Del resto, ancorché la stessa sentenza della Corte EDU del 28/10/2021 (RAGIONE_SOCIALE e altri c/ Italia) abbia investito questa Corte del compito di non fare una interpretazione troppo formale del principio di autosufficienza, che limiti il diritto di accesso ad un organo giudiziario (al p.to 81 in motivazione; principio ripreso anche da Sez. U, Ordinanza n. 8950 del 18/03/2022 – Rv. 664409-01), risulta, per vero, totalmente disatteso, nel caso di specie, l’orientamento che, ai fini del principio di autosufficienza, richiede, almeno, che la parte riproduca il contenuto del documento o degli atti processuali su cui proprio si fonda il ricorso, indicando, specificamente, la loro presenza negli atti del giudizio di merito (così, ancora Sez. U, Ordinanza n. 8950 del 18/03/2022).
Ne consegue che il ricorrente non ha dimostrato l’esistenza di un giudicato interno sul punto, al cui riguardo intende questo Collegio dare continuità al principio enunciato, di recente, dalle Sezioni Unite di questa Corte con la Sentenza n. 24172 del 29/08/2025, ai sensi del quale «ualora il giudice di primo grado abbia deciso la controversia nel merito, omettendo di pronunciare espressamente su un vizio processuale rilevabile d’ufficio (in base alla norma del processo o desumibile dallo scopo di interesse pubblico, indisponibile dalle parti, sotteso alla norma processuale che stabilisce un requisito formale, prescrive un termine di decadenza o prevede il compimento di una determinata attività), la parte che abbia interesse a far valere detto vizio è onerata di proporre, nel grado successivo, impugnazione sul punto, la cui omissione determina la formazione del giudicato interno sulla questione
processuale in applicazione del principio di conversione del vizio in motivo di gravame ex art. 161, comma primo, c.p.c., rimanendo precluso tanto al giudice del gravame, quanto alla Corte di Cassazione, il potere di rilevare, per la prima volta, tale vizio ex officio. A tale regola si sottraggono, così da consentire al giudice dei gradi successivi di esercitare il potere di rilievo officioso, i vizi processuali rilevabili, in base ad espressa previsione legale, ‘in ogni stato e grado’ e i vizi relativi a questioni ‘fondanti’, la cui omessa rilevazione si risolverebbe in una sentenza inutiliter data , ovvero le ipotesi in cui il giudice abbia esternato la propria decisione come fondata su una ragione più liquida, che impedisce di ravvisare una decisione implicita sulla questione processuale implicata». Ed è evidente che il vizio in esame non rientra fra quelli definibili come ‘fondanti’.

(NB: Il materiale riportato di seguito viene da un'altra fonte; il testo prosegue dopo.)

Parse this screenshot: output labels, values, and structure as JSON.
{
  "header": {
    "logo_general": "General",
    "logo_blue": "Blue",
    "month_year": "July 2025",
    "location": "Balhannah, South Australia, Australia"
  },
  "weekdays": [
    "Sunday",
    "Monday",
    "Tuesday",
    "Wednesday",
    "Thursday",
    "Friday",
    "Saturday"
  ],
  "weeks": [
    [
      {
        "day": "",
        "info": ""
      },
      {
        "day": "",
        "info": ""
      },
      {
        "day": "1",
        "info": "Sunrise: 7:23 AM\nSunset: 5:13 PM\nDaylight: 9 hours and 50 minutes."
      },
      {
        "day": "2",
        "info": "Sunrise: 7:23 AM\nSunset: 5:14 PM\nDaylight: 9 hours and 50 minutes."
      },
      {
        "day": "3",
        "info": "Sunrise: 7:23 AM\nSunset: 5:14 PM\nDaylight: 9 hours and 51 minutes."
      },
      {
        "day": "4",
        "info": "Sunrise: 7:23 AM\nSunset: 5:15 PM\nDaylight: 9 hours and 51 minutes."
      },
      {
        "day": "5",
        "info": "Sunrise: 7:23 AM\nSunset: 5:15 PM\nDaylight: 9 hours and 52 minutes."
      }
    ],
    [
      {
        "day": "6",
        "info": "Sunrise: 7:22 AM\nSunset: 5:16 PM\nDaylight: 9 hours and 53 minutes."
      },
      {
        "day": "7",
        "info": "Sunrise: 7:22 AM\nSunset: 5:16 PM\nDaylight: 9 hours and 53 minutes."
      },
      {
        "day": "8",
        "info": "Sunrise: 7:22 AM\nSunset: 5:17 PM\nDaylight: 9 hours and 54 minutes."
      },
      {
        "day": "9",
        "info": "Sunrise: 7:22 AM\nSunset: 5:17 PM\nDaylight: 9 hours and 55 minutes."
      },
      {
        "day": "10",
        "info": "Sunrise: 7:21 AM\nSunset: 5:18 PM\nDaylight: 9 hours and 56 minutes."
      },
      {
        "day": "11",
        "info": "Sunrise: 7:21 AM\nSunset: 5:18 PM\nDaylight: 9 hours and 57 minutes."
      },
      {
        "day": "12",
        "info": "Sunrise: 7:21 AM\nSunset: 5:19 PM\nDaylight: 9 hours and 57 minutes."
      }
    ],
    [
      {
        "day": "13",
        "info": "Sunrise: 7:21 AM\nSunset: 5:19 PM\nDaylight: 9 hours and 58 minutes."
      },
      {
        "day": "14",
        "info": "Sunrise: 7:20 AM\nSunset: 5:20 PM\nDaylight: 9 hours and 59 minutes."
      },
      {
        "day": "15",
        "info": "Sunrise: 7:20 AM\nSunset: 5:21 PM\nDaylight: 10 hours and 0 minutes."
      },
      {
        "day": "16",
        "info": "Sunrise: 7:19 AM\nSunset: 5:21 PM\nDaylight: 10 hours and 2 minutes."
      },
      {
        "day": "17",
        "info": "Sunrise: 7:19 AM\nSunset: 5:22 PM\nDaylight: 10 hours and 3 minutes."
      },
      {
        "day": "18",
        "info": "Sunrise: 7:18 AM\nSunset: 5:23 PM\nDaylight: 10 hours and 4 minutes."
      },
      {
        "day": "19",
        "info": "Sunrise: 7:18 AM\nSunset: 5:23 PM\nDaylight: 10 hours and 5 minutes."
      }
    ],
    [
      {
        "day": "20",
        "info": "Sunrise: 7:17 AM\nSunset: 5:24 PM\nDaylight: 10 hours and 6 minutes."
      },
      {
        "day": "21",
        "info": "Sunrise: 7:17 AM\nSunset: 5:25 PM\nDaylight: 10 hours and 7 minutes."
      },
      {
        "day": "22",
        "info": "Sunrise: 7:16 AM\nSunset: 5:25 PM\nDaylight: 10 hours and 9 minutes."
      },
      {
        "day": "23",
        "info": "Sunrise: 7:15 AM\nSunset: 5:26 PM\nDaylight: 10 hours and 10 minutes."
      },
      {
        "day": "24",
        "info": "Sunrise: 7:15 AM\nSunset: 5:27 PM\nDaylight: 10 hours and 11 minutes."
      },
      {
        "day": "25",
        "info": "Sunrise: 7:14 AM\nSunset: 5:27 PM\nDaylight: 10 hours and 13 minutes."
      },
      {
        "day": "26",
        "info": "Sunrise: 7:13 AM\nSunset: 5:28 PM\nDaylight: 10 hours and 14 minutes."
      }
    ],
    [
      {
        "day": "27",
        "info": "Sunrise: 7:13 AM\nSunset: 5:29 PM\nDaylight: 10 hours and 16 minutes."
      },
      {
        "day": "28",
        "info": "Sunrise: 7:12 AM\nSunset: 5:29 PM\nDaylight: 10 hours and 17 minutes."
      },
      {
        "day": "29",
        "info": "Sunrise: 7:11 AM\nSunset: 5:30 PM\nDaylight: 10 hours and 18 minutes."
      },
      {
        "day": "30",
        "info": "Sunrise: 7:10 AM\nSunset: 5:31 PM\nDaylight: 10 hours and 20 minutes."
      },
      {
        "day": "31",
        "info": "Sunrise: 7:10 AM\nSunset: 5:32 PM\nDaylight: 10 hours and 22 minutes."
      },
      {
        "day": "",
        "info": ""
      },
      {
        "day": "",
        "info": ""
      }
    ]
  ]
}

Aggiungasi, quale ulteriore profilo di inammissibilità del mezzo, che il ricorso non si confronta, in parte qua, con l’ulteriore ratio decidendi , sufficiente a sostenere la statuizione della Corte d’appello, della indisponibilità dell’obbligazione tributaria, quale implicita ragione di indeducibilità illimitata dell’entità degli interessi (cfr. pag. 3 della sentenza impugnata).
Per le esposte ragioni, il ricorso va rigettato.

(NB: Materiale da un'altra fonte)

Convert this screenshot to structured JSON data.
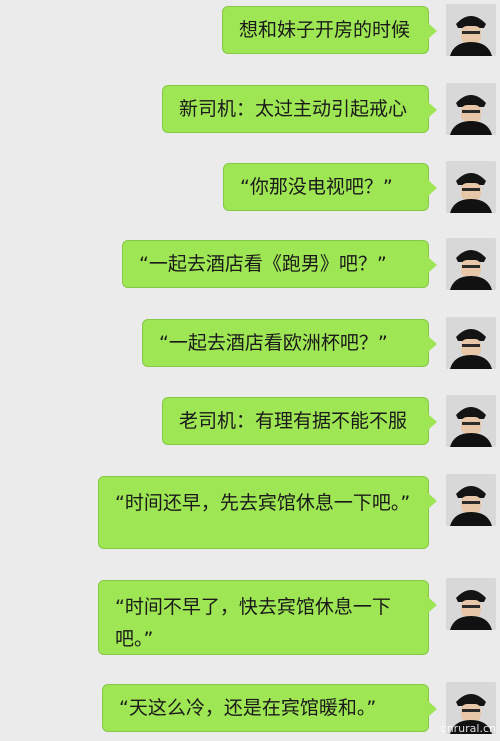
{
  "conversation": {
    "messages": [
      {
        "text": "想和妹子开房的时候"
      },
      {
        "text": "新司机：太过主动引起戒心"
      },
      {
        "text": "“你那没电视吧？”"
      },
      {
        "text": "“一起去酒店看《跑男》吧？”"
      },
      {
        "text": "“一起去酒店看欧洲杯吧？”"
      },
      {
        "text": "老司机：有理有据不能不服"
      },
      {
        "text": "“时间还早，先去宾馆休息一下吧。”"
      },
      {
        "text": "“时间不早了，快去宾馆休息一下吧。”"
      },
      {
        "text": "“天这么冷，还是在宾馆暖和。”"
      }
    ]
  },
  "watermark": "cnrural.cn",
  "colors": {
    "background": "#ebebeb",
    "bubble": "#9ee653",
    "bubble_border": "#86c846"
  }
}
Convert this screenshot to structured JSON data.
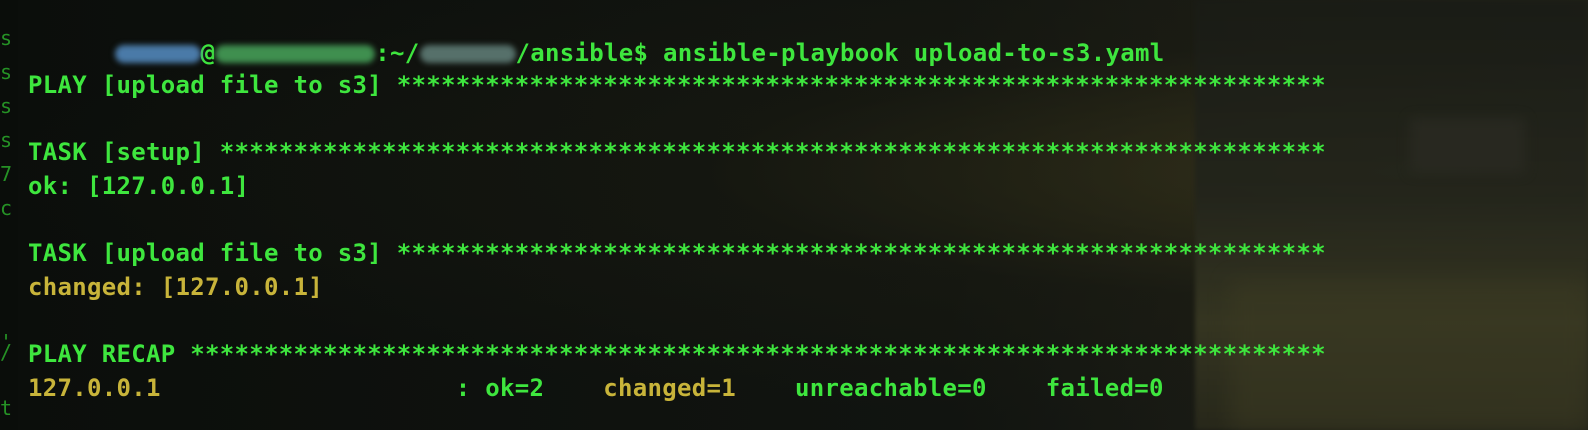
{
  "terminal": {
    "prompt": {
      "user_redacted": "",
      "at": "@",
      "path_prefix": ":~/",
      "path_suffix": "/ansible$ ",
      "command": "ansible-playbook upload-to-s3.yaml"
    },
    "play_header": "PLAY [upload file to s3] ***************************************************************",
    "task_setup_header": "TASK [setup] ***************************************************************************",
    "task_setup_result": "ok: [127.0.0.1]",
    "task_upload_header": "TASK [upload file to s3] ***************************************************************",
    "task_upload_result": "changed: [127.0.0.1]",
    "recap_header": "PLAY RECAP *****************************************************************************",
    "recap": {
      "host": "127.0.0.1",
      "separator": "                    : ",
      "ok": "ok=2",
      "changed": "changed=1",
      "unreachable": "unreachable=0",
      "failed": "failed=0"
    }
  },
  "colors": {
    "green": "#3ee63e",
    "yellow": "#c8b43a",
    "background": "#0d100d"
  }
}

Le spese seguono la soccombenza e sono liquidate come da dispositivo.
P. Q. M.
La Corte rigetta il ricorso e condanna il ricorrente al rimborso, in favore della controricorrente, RAGIONE_SOCIALE spese del presente giudizio, liquidate in complessivi Euro 4.000,00, oltre alle spese eventualmente prenotate a debito e agli accessori come per legge.

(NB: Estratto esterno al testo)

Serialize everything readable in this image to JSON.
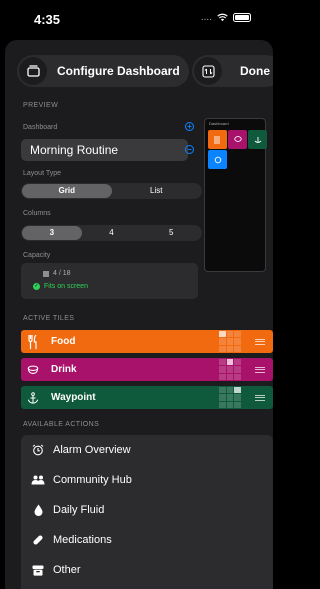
{
  "status_bar": {
    "time": "4:35",
    "signal": "...."
  },
  "header": {
    "title": "Configure Dashboard",
    "done_label": "Done"
  },
  "preview_section": {
    "label": "PREVIEW",
    "preview_title": "Dashboard"
  },
  "dashboard": {
    "label": "Dashboard",
    "value": "Morning Routine"
  },
  "layout_type": {
    "label": "Layout Type",
    "options": [
      "Grid",
      "List"
    ],
    "selected": "Grid"
  },
  "columns": {
    "label": "Columns",
    "options": [
      "3",
      "4",
      "5"
    ],
    "selected": "3"
  },
  "capacity": {
    "label": "Capacity",
    "value": "4 / 18",
    "status": "Fits on screen"
  },
  "active_tiles": {
    "label": "ACTIVE TILES",
    "items": [
      {
        "name": "Food",
        "color": "#f26a10",
        "icon": "fork-knife-icon"
      },
      {
        "name": "Drink",
        "color": "#a8126a",
        "icon": "cup-icon"
      },
      {
        "name": "Waypoint",
        "color": "#0f5a3c",
        "icon": "anchor-icon"
      }
    ]
  },
  "available_actions": {
    "label": "AVAILABLE ACTIONS",
    "items": [
      {
        "label": "Alarm Overview",
        "icon": "alarm-clock-icon"
      },
      {
        "label": "Community Hub",
        "icon": "people-icon"
      },
      {
        "label": "Daily Fluid",
        "icon": "drop-icon"
      },
      {
        "label": "Medications",
        "icon": "pill-icon"
      },
      {
        "label": "Other",
        "icon": "archive-box-icon"
      }
    ]
  },
  "colors": {
    "accent": "#0a84ff",
    "success": "#30d158",
    "background": "#1c1c1e"
  }
}
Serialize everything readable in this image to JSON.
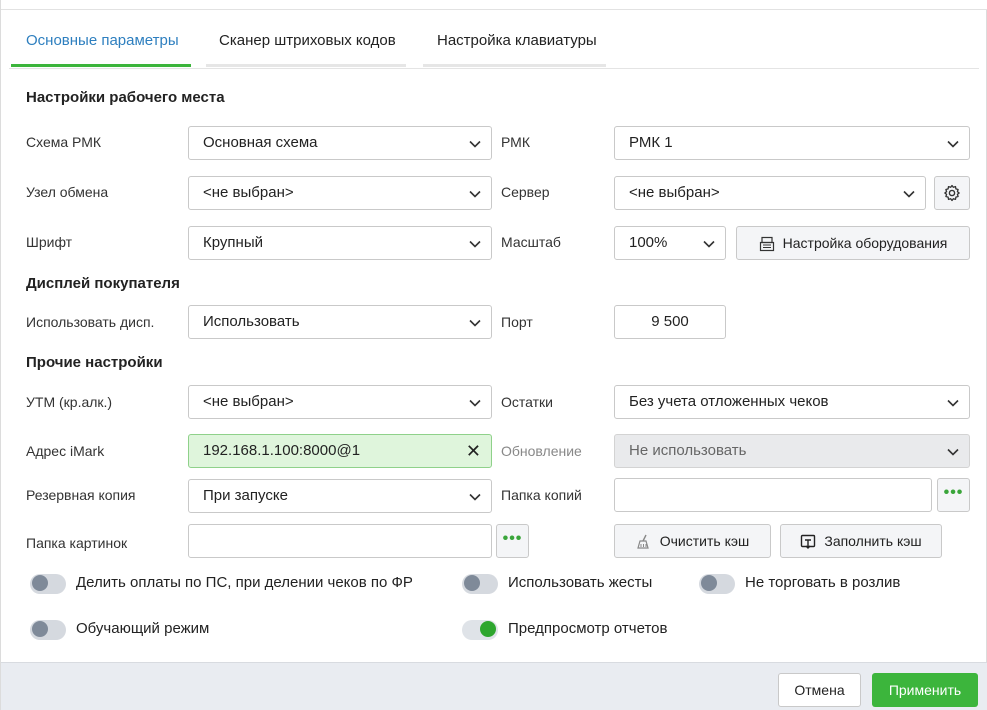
{
  "tabs": [
    {
      "label": "Основные параметры",
      "active": true
    },
    {
      "label": "Сканер штриховых кодов",
      "active": false
    },
    {
      "label": "Настройка клавиатуры",
      "active": false
    }
  ],
  "colors": {
    "accent": "#2e7fbf",
    "active_underline": "#3cb53c",
    "apply": "#3cb53c",
    "toggle_on": "#2ea62e"
  },
  "workplace": {
    "title": "Настройки рабочего места",
    "scheme_label": "Схема РМК",
    "scheme_value": "Основная схема",
    "rmk_label": "РМК",
    "rmk_value": "РМК 1",
    "node_label": "Узел обмена",
    "node_value": "<не выбран>",
    "server_label": "Сервер",
    "server_value": "<не выбран>",
    "font_label": "Шрифт",
    "font_value": "Крупный",
    "scale_label": "Масштаб",
    "scale_value": "100%",
    "equipment_button": "Настройка оборудования"
  },
  "display": {
    "title": "Дисплей покупателя",
    "use_label": "Использовать дисп.",
    "use_value": "Использовать",
    "port_label": "Порт",
    "port_value": "9 500"
  },
  "other": {
    "title": "Прочие настройки",
    "utm_label": "УТМ (кр.алк.)",
    "utm_value": "<не выбран>",
    "stock_label": "Остатки",
    "stock_value": "Без учета отложенных чеков",
    "imark_label": "Адрес iMark",
    "imark_value": "192.168.1.100:8000@1",
    "update_label": "Обновление",
    "update_value": "Не использовать",
    "backup_label": "Резервная копия",
    "backup_value": "При запуске",
    "backup_folder_label": "Папка копий",
    "backup_folder_value": "",
    "images_folder_label": "Папка картинок",
    "images_folder_value": "",
    "clear_cache_button": "Очистить кэш",
    "fill_cache_button": "Заполнить кэш",
    "dots": "•••"
  },
  "toggles": [
    {
      "label": "Делить оплаты по ПС, при делении чеков по ФР",
      "on": false
    },
    {
      "label": "Использовать жесты",
      "on": false
    },
    {
      "label": "Не торговать в розлив",
      "on": false
    },
    {
      "label": "Обучающий режим",
      "on": false
    },
    {
      "label": "Предпросмотр отчетов",
      "on": true
    }
  ],
  "footer": {
    "cancel": "Отмена",
    "apply": "Применить"
  }
}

Dichiara la sussistenza dei presupposti processuali per il versamento al competente ufficio di merito, da parte del ricorrente, dell’ulteriore importo a titolo di contributo unificato pari a quello, ove dovuto, per il ricorso, a norma del comma 1quater, dell’art. 13 del d.p.r. n. 115/2002.
Così deciso in Roma, nella Camera di consiglio della Sezione Terza Civile della Corte Suprema di Cassazione in data 12 settembre 2025.